Friday, January 25, 2008

Can I Haz Ur Internetz?

A friend asked me to appraise all the hoopla surrounding Web 2.0 for an article for the BITS alumni magazine. Here is my contribution:


Web 2.0. The very mention of these words make my skin crawl, like when you see that creepy older relative from your childhood, who was a little too fond of having you sit on his lap. Its funny how very few people actually define Web 2.0, but every two-bit scumbag company in Silicon Valley is ready to jump on the bandwagon.

So, what exactly is Web 2.0? Whence did it come to haunt the "Internets"? Around 2004, a company called Google introduced two web-based applications: GMail and Google Maps. These applications felt "richer" and more responsive than most web applications before. Google resurrected a long-forgotten browser/HTTP feature (the infamous "xmlHttpdRequest") that allowed websites to fetch data asynchronously from a Web Server. GMail and Google Maps were truly novel, useful web applications. But we can't say the same for the efforts of the inevitable shit-stream of me-too companies that followed.

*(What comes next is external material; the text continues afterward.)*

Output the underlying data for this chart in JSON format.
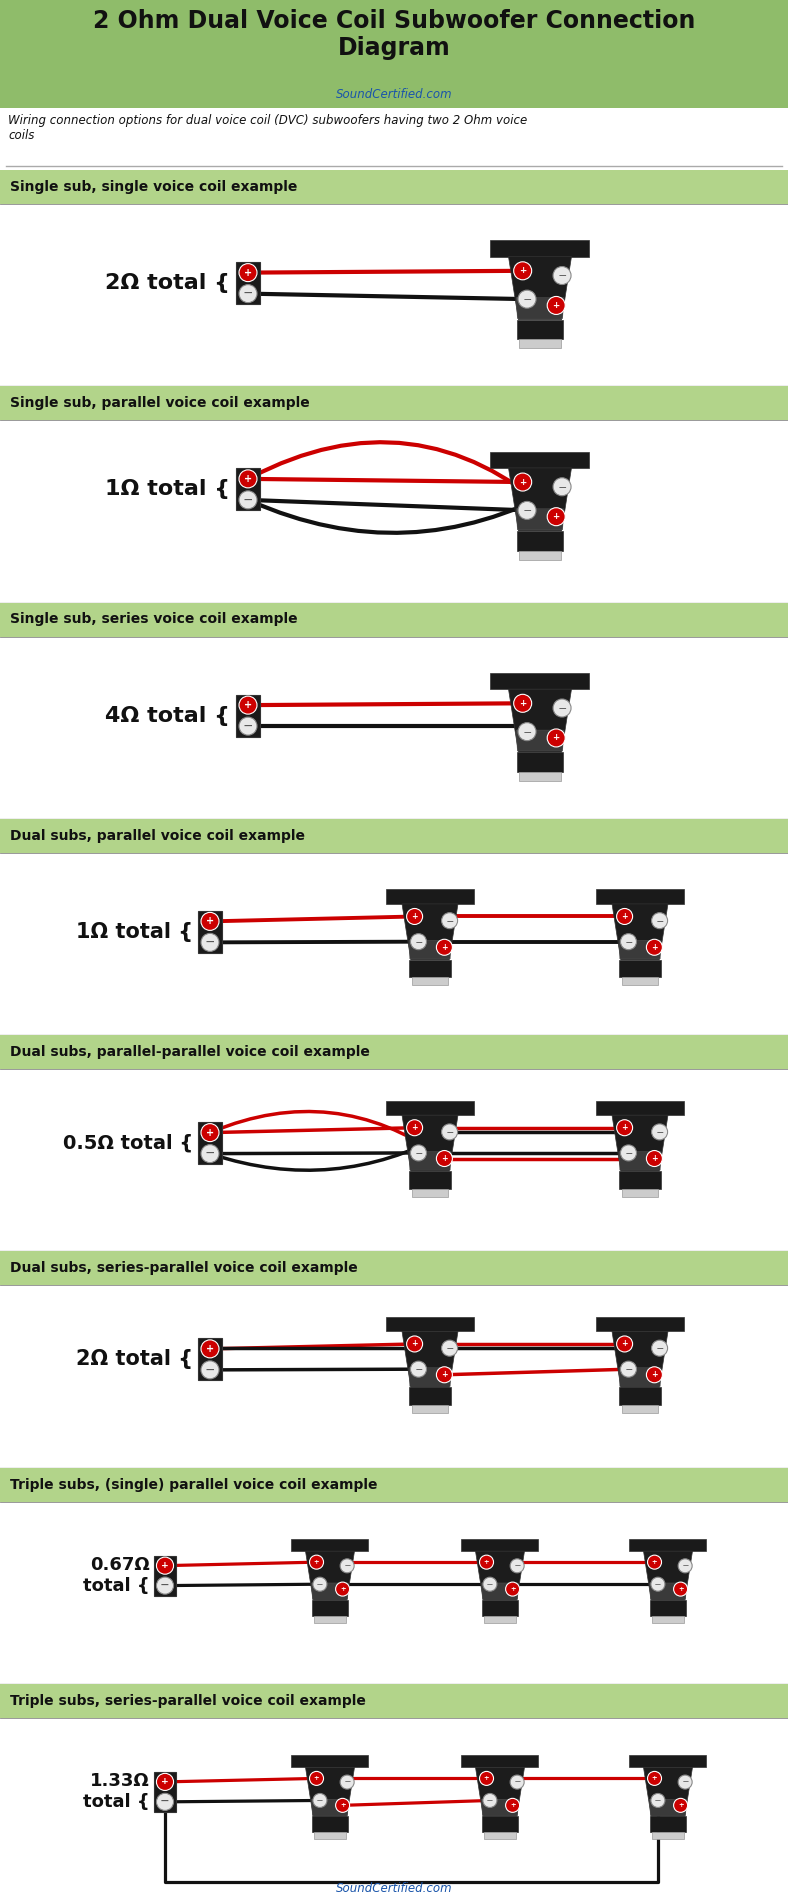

Today, the Internet is littered with retarded-sounding Web 2.0 efforts like Wishlistr, twittr, tumblr, etc., which have no real revenue source, serve no real purpose, and make no underlying engineering advancements, but simply rely on what uncov.com appropriately calls "loser-generated content" (you create the content, we will make the money), tagging, and "social networks" (more on these later). It reminds one of the three-phase business plan of the Underpants Gnomes in that South Park episode:
  1. Build AJAX-y/Flash-y website,
  2. ???,
  3. Profit!!!
Web 2.0 applications are supposed to share a few common properties: making the browser richer in functionality and more responsive ("pages load faster!"), using tags to add a semantic layer, and encouraging user-collaboration, etc. Never mind that the HTTP hack used to provide these "features" breaks the most basic rule of web-browsing (unless carefully worked around): the Back button on your browser. The HTTP protocol is fundamentally unsuited for the kind of flashy jugglery these Web 2.0 ass-clowns are trying to pull off. The whole effort is akin to putting lipstick on a pig. But it hasn't stopped these Webtards from trying anyway. A search for AJAX libraries on Google yields way more results than it should.

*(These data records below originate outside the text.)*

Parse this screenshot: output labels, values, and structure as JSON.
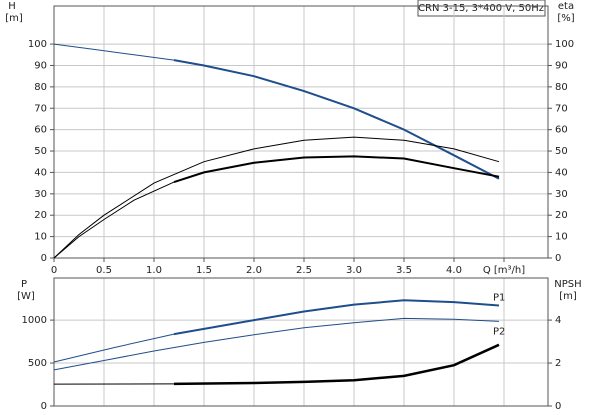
{
  "chart_data": [
    {
      "type": "line",
      "title": "CRN 3-15, 3*400 V, 50Hz",
      "ylabel": "H",
      "yunit": "[m]",
      "y2label": "eta",
      "y2unit": "[%]",
      "xlim": [
        0,
        4.94
      ],
      "xticks": [
        0,
        0.5,
        {
          "value": 1,
          "label": "1.0"
        },
        1.5,
        {
          "value": 2,
          "label": "2.0"
        },
        2.5,
        {
          "value": 3,
          "label": "3.0"
        },
        3.5,
        {
          "value": 4,
          "label": "4.0"
        },
        {
          "value": 4.5,
          "label": "Q [m³/h]"
        }
      ],
      "ylim": [
        0,
        117.8
      ],
      "yticks": [
        0,
        10,
        20,
        30,
        40,
        50,
        60,
        70,
        80,
        90,
        100
      ],
      "y2lim": [
        0,
        117.8
      ],
      "y2ticks": [
        0,
        10,
        20,
        30,
        40,
        50,
        60,
        70,
        80,
        90,
        100
      ],
      "grid": true,
      "series": [
        {
          "color": "#1f4e8c",
          "width": 1,
          "x": [
            0,
            0.4,
            0.8,
            1.2
          ],
          "values": [
            100,
            97.5,
            95,
            92.5
          ]
        },
        {
          "color": "#1f4e8c",
          "width": 2,
          "x": [
            1.2,
            1.5,
            2,
            2.5,
            3,
            3.5,
            4,
            4.45
          ],
          "values": [
            92.5,
            90,
            85,
            78,
            70,
            60,
            48,
            37
          ]
        },
        {
          "color": "#000000",
          "width": 1,
          "axis": "y2",
          "x": [
            0,
            0.25,
            0.5,
            1,
            1.5,
            2,
            2.5,
            3,
            3.5,
            4,
            4.45
          ],
          "values": [
            0,
            11,
            20,
            35,
            45,
            51,
            55,
            56.5,
            55,
            51,
            45
          ]
        },
        {
          "color": "#000000",
          "width": 1,
          "axis": "y2",
          "x": [
            0,
            0.25,
            0.5,
            0.8,
            1.2
          ],
          "values": [
            0,
            10,
            18,
            27,
            35.5
          ]
        },
        {
          "color": "#000000",
          "width": 2,
          "axis": "y2",
          "x": [
            1.2,
            1.5,
            2,
            2.5,
            3,
            3.5,
            4,
            4.45
          ],
          "values": [
            35.5,
            40,
            44.5,
            47,
            47.5,
            46.5,
            42,
            38
          ]
        }
      ]
    },
    {
      "type": "line",
      "ylabel": "P",
      "yunit": "[W]",
      "y2label": "NPSH",
      "y2unit": "[m]",
      "xlim": [
        0,
        4.94
      ],
      "ylim": [
        0,
        1490
      ],
      "yticks": [
        0,
        500,
        1000
      ],
      "y2lim": [
        0,
        5.96
      ],
      "y2ticks": [
        0,
        2,
        4
      ],
      "grid": true,
      "series": [
        {
          "color": "#1f4e8c",
          "width": 1,
          "x": [
            0,
            0.6,
            1.2
          ],
          "values": [
            512,
            680,
            837
          ]
        },
        {
          "name": "P1",
          "color": "#1f4e8c",
          "width": 2,
          "x": [
            1.2,
            2,
            2.5,
            3,
            3.5,
            4,
            4.45
          ],
          "values": [
            837,
            1000,
            1100,
            1180,
            1230,
            1210,
            1170
          ]
        },
        {
          "name": "P2",
          "color": "#1f4e8c",
          "width": 1,
          "x": [
            0,
            0.5,
            1,
            1.5,
            2,
            2.5,
            3,
            3.5,
            4,
            4.45
          ],
          "values": [
            420,
            530,
            640,
            740,
            830,
            910,
            970,
            1020,
            1010,
            985
          ]
        },
        {
          "color": "#000000",
          "width": 1,
          "axis": "y2",
          "x": [
            0,
            1.2
          ],
          "values": [
            1.02,
            1.03
          ]
        },
        {
          "color": "#000000",
          "width": 2.5,
          "axis": "y2",
          "x": [
            1.2,
            2,
            2.5,
            3,
            3.5,
            4,
            4.45
          ],
          "values": [
            1.03,
            1.07,
            1.12,
            1.2,
            1.4,
            1.9,
            2.85
          ]
        }
      ]
    }
  ]
}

The biggest me-too Web 2.0 offenders have to be the dime-a-dozen attempts to create websites for managing TO DO lists. I mean, come on, the ultimate solution for managing todo lists has already been created: its called a Sticky note. I don't need to login to a fricking computer to remember to get milk from the grocery store.

A discussion on Web 2.0 can't be complete without mention of the 800-pound gorilla of Web 2.0 efforts, the one site to rule them all: Facebook. Admit it, you have an account, and you have wasted at least an hour a day Poking friends and stalking that girl from that party. There is now an ecosystem of parasitic companies whose raison d'etre is to build "Applications" for Facebook. Lets look at one of the more popular Applications: "Superpoke". What, pray, does this application allow you to do? You can "throw a virtual sheep at", "grope", "spoon", or even "dry hump" that special someone. If that doesn't woo her, nothing will. Then, there is the Facebook Gifts application. Let me break this one down for you. You pay Facebook a dollar to send someone a fricking image file of such things as cakes, monkeys, and champagne glasses. To be honest, I am miffed that I didn't think of this one first. I would be rolling in so much cash I wouldn't be writing this shitty blog. Apparently, this Application is very popular with my friends. 48 out of my 50 friends have sent Facebook Gifts to each other. I feel like an outcast.

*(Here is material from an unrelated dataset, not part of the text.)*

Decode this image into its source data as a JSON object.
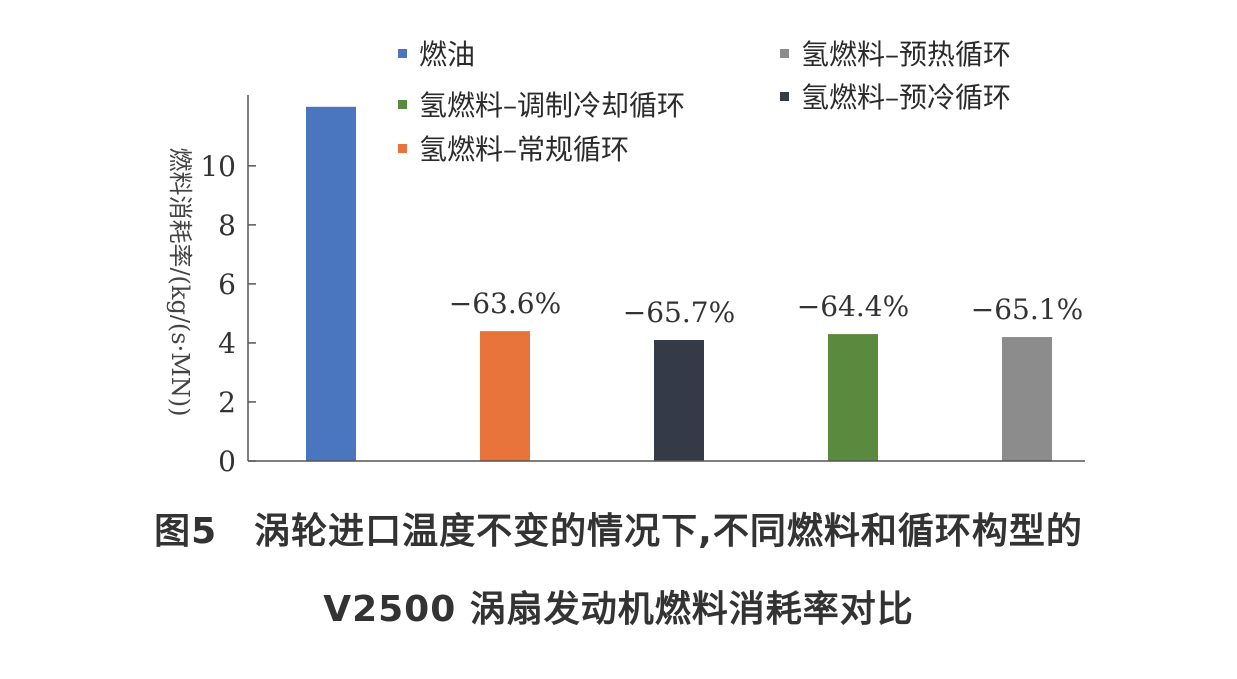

And then there are blogs. Blogs, per se, need not be Web 2.0, but the inevitable march of Web 2.0 progress is slowly taking over the "blogosphere" (great word, by the way). I went to a database conference recently. There were real companies like eBay, Powerset, etc., which were talking about ways they were solving real problems with their huge data sets, when someone from a company called Bloglines (I vomited a little in my mouth when I heard that name) took to the podium and said, without a hint of sarcasm, "Our mission is to index every blog post ever written". Oh great. They want to index every badly written, narcissistic and ultimately meaningless outpouring of thought on the internet. Someone didn't get the memo: It takes an infinite number of monkeys typing on an infinite number of typewriters to produce anything worth reading. Of course, the irony of it hasn't escaped me — I am one of them.